Cutting-edge connected vehicle (CV) technologies have drawn much attention in recent years. The real-time traffic data captured by a CV can be shared with other CVs and data centers so as to open new possibilities for solving diverse transportation problems. However, imagery captured by onboard cameras in a connected environment, are not sufficiently investigated, especially for safety and health-oriented visual perception. In this paper, a bidirectional process of image synthesis and decomposition (BPISD) approach is proposed, and thus a novel self-supervised multi-task learning framework, to simultaneously estimate depth map, atmospheric visibility, airlight, and PM2.5 mass concentration, in which depth map and visibility are considered highly associated with traffic safety, while airlight and PM2.5 mass concentration are directly correlated with human health. Both the training and testing phases of the proposed system solely require a single image as input. Due to the innovative training pipeline, the depth estimation network can manage various levels of visibility conditions and overcome inherent problems in current image-synthesis-based depth estimation, thereby generating high-quality depth maps even in low-visibility situations and further benefiting accurate estimations of visibility, airlight, and PM2.5 mass concentration. Extensive experiments on the synthesized data from the KITTI and real-world data collected in Beijing demonstrate that the proposed method can (1) achieve performance competitive in depth estimation as compared with state-of-the-art methods when taking clear images as input; (2) predict vivid depth map for images contaminated by various levels of haze; and (3) accurately estimate visibility, airlight, and PM2.5 mass concentrations. Beneficial applications can be developed based on the presented work to improve traffic safety, air quality, and public health.

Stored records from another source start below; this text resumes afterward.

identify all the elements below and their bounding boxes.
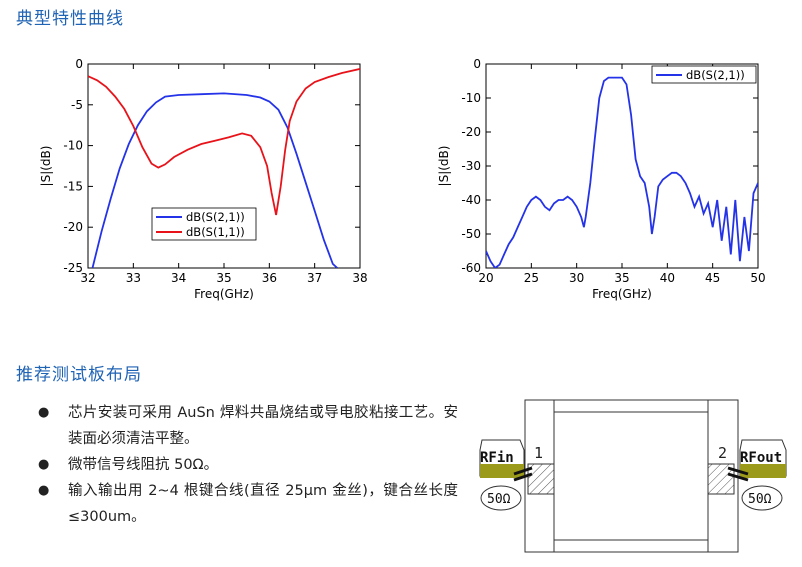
- bullet-icon: ●: [38, 457, 50, 472]
- y-tick-label: -40: [461, 193, 481, 207]
- y-tick-label: -20: [461, 125, 481, 139]
- x-axis-label: Freq(GHz): [194, 287, 254, 301]
- s-parameter-chart-wideband: 20 25 30 35 40 45 50 0 -10 -20 -30 -40 -50 -60 Freq(GH…: [437, 57, 766, 301]
- y-tick-label: -30: [461, 159, 481, 173]
- rf-out-impedance-box: [741, 485, 783, 511]
- rf-out-bond-wires: [727, 466, 749, 482]
- x-tick-label: 34: [171, 271, 186, 285]
- legend-label: dB(S(2,1)): [186, 210, 245, 224]
- rf-out-impedance: 50Ω: [748, 492, 772, 507]
- x-tick-label: 20: [478, 271, 493, 285]
- x-tick-label: 33: [126, 271, 141, 285]
- y-tick-label: -10: [63, 139, 83, 153]
- series-line: [91, 92, 338, 268]
- x-tick-label: 40: [660, 271, 675, 285]
- x-tick-label: 50: [750, 271, 765, 285]
- carrier-outline: [524, 399, 739, 553]
- x-axis-label: Freq(GHz): [592, 287, 652, 301]
- y-tick-label: -10: [461, 91, 481, 105]
- rf-out-pad: [740, 464, 786, 478]
- y-axis-label: |S|(dB): [39, 146, 53, 187]
- microstrip-out: [707, 463, 735, 495]
- y-tick-label: -5: [71, 98, 83, 112]
- x-tick-label: 36: [262, 271, 277, 285]
- y-tick-label: -25: [63, 261, 83, 275]
- rf-in-impedance: 50Ω: [487, 492, 511, 507]
- layout-title: 推荐测试板布局: [16, 365, 142, 385]
- bullet-icon: ●: [38, 405, 50, 420]
- legend-label: dB(S(2,1)): [686, 68, 745, 82]
- x-tick-label: 25: [524, 271, 539, 285]
- y-tick-label: -60: [461, 261, 481, 275]
- rf-in-label: RFin: [480, 450, 514, 466]
- y-tick-label: -20: [63, 220, 83, 234]
- note-text: 输入输出用 2~4 根键合线(直径 25μm 金丝)，键合丝长度≤300um。: [68, 483, 458, 525]
- series-group: [486, 76, 758, 268]
- y-tick-label: 0: [75, 57, 83, 71]
- rf-in-impedance-box: [480, 485, 522, 511]
- x-tick-label: 35: [614, 271, 629, 285]
- assembly-notes: ● 芯片安装可采用 AuSn 焊料共晶烧结或导电胶粘接工艺。安装面必须清洁平整。…: [38, 400, 458, 530]
- y-tick-label: -50: [461, 227, 481, 241]
- legend-box: [151, 207, 257, 241]
- x-tick-label: 32: [80, 271, 95, 285]
- list-item: ● 芯片安装可采用 AuSn 焊料共晶烧结或导电胶粘接工艺。安装面必须清洁平整。: [38, 400, 458, 452]
- characteristics-title: 典型特性曲线: [16, 9, 124, 29]
- x-tick-label: 35: [216, 271, 231, 285]
- legend-box: [651, 65, 757, 84]
- x-tick-label: 30: [569, 271, 584, 285]
- series-line: [486, 76, 758, 268]
- x-tick-label: 37: [307, 271, 322, 285]
- rf-in-bond-wires: [513, 466, 533, 482]
- note-text: 微带信号线阻抗 50Ω。: [68, 457, 219, 473]
- series-group: [88, 68, 360, 268]
- y-axis-label: |S|(dB): [437, 146, 451, 187]
- legend-label: dB(S(1,1)): [186, 225, 245, 239]
- series-line: [88, 68, 360, 216]
- list-item: ● 微带信号线阻抗 50Ω。: [38, 452, 458, 478]
- port-1-label: 1: [534, 444, 543, 462]
- y-tick-label: -15: [63, 179, 83, 193]
- s-parameter-chart-narrowband: 32 33 34 35 36 37 38 0 -5 -10 -15 -20 -25 Freq(GHz) |S…: [39, 57, 368, 301]
- plot-frame: [485, 63, 759, 269]
- test-board-layout: 1 2 RFin 50Ω RFout 50Ω: [479, 399, 787, 553]
- x-tick-label: 45: [705, 271, 720, 285]
- list-item: ● 输入输出用 2~4 根键合线(直径 25μm 金丝)，键合丝长度≤300um…: [38, 478, 458, 530]
- x-tick-label: 38: [352, 271, 367, 285]
- rf-in-pad: [480, 464, 524, 478]
- y-tick-label: 0: [473, 57, 481, 71]
- bullet-icon: ●: [38, 483, 50, 498]
- rf-out-label: RFout: [740, 450, 782, 466]
- port-2-label: 2: [718, 444, 727, 462]
- note-text: 芯片安装可采用 AuSn 焊料共晶烧结或导电胶粘接工艺。安装面必须清洁平整。: [68, 405, 458, 447]
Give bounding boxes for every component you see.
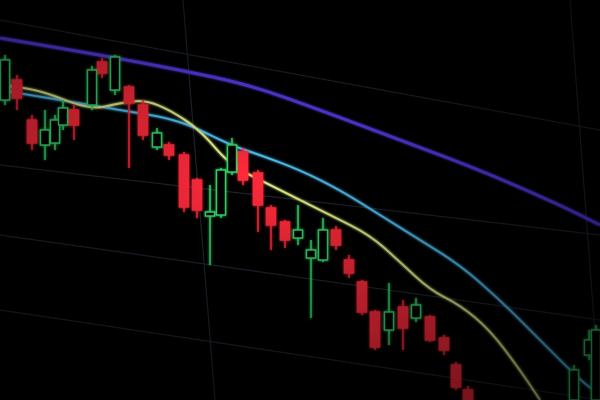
candlestick-chart-photo (0, 0, 600, 400)
vignette (0, 0, 600, 400)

翻译：尖端网联车辆（CV）技术近年来备受关注。网联车辆捕获的实时交通数据可与其他网联车辆及数据中心共享，为解决多元交通问题开辟了新可能。然而，网联环境下车载摄像头采集的影像尚未得到充分研究，特别是面向安全与健康导向的视觉感知。本文提出一种图像合成与分解的双向过程方法（BPISD），并据此构建了一种新型自监督多任务学习框架，可同步估计深度图、大气能见度、大气光与PM2.5质量浓度。其中，深度图与能见度被认为与交通安全高度相关，而大气光与PM2.5质量浓度则直接影响人体健康。所提系统的训练与测试阶段仅需单张图像作为输入。得益于创新的训练流程，深度估计网络能够处理不同能见度条件，克服当前基于图像合成的深度估计存在的固有问题，从而在低能见度场景下生成高质量的深度图，并进一步提升能见度、大气光与PM2.5质量浓度的估算精度。基于KITTI合成数据与北京实地采集数据的广泛实验表明：所提方法（1）在输入清晰图像时，深度估计性能可媲美现有最优方法；（2）能对受不同雾霾程度污染的图像预测清晰的深度图；（3）可精确估算能见度、大气光与PM2.5质量浓度。基于本研究可开发多项有益应用，以改善交通安全、空气质量与公共健康。